Knowing full well these tech companies store our gone messages, so that even after death, in some database somewhere, we are both alive and still hungry for each other.
I did not have a home, until it was gone from me.
Even when I almost married Christian, I knew it would only be for a moment, that even “forever” is just a moment in time. With enough pressure or pleasure I can be talked into becoming almost anything, I know this.
He proposes after I’ve moved into the studio in the basement of his parents’ brownstone and I couldn’t for the life of me tell you how either of those things happened. He fucked me raw in his apartment once, and then it’s four months later and he’s proposing. On a knee, like he’s being knighted, wearing the black romper with pineapples that always embarrasses me. There’s a decoder ring in his hand that must have been some kind of joke between us I scarcely remember. I feel empty when he does it but say yes to spare myself the look on his face.
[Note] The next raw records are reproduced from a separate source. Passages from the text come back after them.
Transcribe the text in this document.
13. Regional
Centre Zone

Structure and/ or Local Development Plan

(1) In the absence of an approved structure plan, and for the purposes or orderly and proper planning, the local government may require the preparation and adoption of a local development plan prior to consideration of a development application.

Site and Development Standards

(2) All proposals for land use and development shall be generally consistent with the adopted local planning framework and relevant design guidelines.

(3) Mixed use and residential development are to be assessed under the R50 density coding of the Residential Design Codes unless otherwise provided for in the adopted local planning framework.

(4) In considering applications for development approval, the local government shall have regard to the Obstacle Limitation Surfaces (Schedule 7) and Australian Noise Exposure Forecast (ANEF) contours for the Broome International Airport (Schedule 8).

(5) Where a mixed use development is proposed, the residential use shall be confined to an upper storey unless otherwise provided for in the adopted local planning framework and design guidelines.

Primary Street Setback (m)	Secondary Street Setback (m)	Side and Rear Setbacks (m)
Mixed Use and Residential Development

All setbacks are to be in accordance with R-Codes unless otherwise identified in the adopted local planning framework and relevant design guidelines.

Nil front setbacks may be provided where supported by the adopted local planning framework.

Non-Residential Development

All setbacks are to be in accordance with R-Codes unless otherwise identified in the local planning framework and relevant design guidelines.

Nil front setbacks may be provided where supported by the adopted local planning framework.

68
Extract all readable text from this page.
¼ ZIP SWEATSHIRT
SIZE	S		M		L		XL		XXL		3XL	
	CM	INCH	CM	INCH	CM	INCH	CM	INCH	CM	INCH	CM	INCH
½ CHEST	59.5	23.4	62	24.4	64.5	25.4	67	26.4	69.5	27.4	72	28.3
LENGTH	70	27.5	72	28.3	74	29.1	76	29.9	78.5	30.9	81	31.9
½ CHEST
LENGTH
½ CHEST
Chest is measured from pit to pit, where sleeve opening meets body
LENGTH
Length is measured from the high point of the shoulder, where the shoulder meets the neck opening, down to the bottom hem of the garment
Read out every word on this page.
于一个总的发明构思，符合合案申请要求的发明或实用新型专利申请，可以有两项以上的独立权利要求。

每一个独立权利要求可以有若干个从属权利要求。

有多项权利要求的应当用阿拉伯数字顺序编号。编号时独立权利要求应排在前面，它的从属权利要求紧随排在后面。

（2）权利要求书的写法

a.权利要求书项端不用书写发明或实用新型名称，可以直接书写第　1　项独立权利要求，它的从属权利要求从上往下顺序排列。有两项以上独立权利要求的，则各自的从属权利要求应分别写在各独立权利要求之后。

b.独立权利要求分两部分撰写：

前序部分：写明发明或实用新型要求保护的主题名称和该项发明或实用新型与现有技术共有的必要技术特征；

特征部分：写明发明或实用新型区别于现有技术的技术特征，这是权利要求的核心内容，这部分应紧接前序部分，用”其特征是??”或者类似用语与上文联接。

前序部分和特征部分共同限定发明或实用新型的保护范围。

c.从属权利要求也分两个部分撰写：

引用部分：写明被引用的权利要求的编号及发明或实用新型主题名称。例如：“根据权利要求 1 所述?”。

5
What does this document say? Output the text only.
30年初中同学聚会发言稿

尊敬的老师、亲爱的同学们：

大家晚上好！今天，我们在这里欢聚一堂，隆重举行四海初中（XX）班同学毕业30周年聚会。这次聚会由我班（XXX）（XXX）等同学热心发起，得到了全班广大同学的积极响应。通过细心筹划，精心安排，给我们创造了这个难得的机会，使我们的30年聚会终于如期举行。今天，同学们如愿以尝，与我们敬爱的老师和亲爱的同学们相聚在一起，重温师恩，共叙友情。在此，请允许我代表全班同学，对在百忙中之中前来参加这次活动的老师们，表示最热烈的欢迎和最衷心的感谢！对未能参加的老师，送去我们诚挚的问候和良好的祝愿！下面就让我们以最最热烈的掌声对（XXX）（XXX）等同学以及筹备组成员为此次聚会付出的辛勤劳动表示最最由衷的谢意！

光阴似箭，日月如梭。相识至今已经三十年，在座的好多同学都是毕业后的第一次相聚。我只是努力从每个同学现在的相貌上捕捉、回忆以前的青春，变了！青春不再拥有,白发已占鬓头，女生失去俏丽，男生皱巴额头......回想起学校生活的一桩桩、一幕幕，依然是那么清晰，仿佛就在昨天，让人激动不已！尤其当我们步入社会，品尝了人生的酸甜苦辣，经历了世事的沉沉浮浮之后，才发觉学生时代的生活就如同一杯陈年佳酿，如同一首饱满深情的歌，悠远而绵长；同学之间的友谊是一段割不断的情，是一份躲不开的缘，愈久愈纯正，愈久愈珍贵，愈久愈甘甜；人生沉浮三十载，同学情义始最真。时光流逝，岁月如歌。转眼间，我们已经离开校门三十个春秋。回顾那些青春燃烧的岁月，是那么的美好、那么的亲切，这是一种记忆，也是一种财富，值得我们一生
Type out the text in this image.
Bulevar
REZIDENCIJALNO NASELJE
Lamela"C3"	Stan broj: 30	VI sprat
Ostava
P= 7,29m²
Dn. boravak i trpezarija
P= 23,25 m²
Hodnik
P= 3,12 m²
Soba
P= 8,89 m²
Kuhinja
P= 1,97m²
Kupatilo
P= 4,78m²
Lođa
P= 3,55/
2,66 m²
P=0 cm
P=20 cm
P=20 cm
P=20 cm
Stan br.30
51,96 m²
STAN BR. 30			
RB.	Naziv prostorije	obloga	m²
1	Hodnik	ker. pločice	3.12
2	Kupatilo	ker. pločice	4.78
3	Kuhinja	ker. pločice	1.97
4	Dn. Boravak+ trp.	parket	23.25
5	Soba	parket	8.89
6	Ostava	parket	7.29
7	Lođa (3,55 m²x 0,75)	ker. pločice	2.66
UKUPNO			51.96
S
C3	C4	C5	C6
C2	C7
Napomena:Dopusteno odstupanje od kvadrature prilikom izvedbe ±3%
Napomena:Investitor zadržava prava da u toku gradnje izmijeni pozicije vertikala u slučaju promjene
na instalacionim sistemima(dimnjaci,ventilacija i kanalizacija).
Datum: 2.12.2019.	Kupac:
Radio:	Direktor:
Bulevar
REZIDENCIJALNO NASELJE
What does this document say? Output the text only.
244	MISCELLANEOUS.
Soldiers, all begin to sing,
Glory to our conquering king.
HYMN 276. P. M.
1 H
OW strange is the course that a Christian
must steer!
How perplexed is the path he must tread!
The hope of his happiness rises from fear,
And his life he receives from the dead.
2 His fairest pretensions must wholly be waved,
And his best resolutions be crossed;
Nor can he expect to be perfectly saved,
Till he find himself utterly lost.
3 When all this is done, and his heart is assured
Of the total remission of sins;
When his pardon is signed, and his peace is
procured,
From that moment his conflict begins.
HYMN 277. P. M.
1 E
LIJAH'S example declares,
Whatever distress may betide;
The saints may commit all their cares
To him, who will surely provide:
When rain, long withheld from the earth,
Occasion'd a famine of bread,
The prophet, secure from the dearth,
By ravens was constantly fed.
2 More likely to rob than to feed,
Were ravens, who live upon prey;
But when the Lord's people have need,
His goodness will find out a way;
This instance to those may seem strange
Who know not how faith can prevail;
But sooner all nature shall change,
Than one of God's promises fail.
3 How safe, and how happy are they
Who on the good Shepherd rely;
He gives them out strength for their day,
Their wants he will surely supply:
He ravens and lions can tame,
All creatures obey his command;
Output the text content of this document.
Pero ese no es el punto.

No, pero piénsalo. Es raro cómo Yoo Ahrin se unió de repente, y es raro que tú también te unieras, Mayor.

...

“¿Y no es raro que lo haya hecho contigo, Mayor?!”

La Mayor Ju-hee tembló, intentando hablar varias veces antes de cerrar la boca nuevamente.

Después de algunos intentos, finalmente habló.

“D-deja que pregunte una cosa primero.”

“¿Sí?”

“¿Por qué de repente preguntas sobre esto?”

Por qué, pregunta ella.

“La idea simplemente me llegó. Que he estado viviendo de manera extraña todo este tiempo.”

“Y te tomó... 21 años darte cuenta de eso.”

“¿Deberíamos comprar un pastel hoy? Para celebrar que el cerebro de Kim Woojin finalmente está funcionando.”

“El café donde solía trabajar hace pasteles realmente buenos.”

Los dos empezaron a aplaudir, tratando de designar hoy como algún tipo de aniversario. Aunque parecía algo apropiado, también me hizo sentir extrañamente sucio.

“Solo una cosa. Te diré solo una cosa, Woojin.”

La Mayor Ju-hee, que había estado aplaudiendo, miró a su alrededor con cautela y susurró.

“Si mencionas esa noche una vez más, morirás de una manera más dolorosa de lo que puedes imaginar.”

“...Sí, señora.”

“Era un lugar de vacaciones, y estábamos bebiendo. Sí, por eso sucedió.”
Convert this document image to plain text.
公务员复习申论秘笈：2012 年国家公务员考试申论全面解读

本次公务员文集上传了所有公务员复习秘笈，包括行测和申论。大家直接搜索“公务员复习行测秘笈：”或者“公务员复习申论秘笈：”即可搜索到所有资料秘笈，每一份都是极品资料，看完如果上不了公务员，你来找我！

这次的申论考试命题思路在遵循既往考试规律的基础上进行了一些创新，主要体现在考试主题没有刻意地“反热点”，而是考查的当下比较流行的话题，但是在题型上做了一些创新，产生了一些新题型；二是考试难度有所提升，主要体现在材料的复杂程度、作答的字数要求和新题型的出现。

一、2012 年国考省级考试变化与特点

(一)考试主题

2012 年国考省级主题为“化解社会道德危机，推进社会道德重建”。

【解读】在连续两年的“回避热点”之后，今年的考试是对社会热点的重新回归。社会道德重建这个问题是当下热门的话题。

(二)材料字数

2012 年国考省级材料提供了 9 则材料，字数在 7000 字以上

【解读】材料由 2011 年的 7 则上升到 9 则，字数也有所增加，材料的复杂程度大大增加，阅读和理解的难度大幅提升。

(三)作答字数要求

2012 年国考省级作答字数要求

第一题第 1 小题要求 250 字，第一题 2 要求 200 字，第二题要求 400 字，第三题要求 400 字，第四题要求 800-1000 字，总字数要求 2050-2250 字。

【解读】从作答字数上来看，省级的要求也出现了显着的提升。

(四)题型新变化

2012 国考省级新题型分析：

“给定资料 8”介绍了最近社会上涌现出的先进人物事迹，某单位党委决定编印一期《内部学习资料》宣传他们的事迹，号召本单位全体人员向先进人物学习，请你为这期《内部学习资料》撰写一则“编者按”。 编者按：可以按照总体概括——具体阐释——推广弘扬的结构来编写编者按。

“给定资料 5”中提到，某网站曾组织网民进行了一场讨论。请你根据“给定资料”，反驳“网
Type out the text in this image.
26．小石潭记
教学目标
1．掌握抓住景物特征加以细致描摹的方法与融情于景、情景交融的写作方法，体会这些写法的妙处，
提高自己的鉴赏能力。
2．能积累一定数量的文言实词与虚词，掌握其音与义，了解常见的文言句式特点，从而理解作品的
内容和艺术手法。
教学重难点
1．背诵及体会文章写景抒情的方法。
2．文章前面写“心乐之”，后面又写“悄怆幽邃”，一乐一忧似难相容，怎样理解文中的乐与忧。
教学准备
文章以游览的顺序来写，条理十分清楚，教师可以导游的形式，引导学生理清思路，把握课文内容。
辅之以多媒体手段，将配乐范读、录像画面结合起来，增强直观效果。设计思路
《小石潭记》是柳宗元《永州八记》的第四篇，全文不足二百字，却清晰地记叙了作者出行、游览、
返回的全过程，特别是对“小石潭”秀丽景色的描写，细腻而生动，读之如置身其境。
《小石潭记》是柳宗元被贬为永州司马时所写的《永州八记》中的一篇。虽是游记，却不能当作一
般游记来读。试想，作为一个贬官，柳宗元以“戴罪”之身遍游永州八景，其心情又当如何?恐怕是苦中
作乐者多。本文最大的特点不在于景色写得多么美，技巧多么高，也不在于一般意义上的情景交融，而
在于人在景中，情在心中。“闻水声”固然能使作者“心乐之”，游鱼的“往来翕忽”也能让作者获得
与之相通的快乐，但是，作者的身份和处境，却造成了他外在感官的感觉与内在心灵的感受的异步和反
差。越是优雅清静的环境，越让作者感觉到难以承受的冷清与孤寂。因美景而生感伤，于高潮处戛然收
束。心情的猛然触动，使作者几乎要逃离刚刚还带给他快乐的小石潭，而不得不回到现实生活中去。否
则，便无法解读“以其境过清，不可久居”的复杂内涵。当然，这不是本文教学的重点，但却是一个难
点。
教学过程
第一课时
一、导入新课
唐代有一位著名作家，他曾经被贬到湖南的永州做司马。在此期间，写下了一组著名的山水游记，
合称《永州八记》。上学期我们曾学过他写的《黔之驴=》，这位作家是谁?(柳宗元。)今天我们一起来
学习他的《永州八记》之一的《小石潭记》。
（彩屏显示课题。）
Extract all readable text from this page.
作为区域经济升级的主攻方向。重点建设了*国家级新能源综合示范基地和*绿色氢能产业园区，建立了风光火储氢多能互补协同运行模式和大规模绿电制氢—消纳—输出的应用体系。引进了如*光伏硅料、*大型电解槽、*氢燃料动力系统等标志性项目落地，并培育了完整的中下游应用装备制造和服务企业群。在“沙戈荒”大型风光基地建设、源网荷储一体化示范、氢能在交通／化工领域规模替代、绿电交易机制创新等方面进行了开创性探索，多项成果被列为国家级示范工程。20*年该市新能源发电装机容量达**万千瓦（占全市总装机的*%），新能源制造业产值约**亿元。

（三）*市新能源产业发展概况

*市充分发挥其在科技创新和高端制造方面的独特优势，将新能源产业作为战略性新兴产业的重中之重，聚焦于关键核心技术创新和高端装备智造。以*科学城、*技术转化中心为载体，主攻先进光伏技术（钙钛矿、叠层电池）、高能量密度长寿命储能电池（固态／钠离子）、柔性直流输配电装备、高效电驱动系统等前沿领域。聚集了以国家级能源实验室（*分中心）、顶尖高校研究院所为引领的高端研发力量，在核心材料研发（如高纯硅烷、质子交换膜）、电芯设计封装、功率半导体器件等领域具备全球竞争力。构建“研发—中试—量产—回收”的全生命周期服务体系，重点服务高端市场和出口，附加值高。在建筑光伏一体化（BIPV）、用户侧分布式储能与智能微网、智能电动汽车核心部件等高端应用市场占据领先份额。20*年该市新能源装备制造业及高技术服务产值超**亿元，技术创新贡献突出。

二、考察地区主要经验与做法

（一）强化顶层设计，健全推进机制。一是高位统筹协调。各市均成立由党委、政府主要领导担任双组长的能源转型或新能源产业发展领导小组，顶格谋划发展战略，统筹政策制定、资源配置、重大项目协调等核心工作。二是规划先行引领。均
Mom’s a poet too, though not with words, but with paints. One spring she painted the whole living room in flowers. Sunflowers mostly, but also zinnias and dahlias. They looked so real you might have thought they were breathing. The winter she left us, Dad painted it all gray. She was gone only a few days when he did it, and the whole apartment’s been gray ever since.
Drag Race with Quentin at the campus bar. Happy-hour oysters with Malcolm. Board games with Arnold. Bad horror movies with Christian. The opera with Kristopher. And on and on. In each audience, I quickly become a new devotee, seasoned enough to roll my eyes at all the posers and imposters around me. I adapt to whatever the faces around me serve, all adept at their respective rituals of enjoyment. Mom’s Marlboro Lights I refuse on principle. Dad’s unfiltered Pall Malls you can tap out one at a time on your knee from their soft pack.
I bring my own tote, and every time he says something enthusiastic and goofy like, Way to go Planeteer! or Rock the tote! with a practiced dweeby casual wink I’d find disgusting if he wasn’t the spitting hot-ghost-image of my dead ex.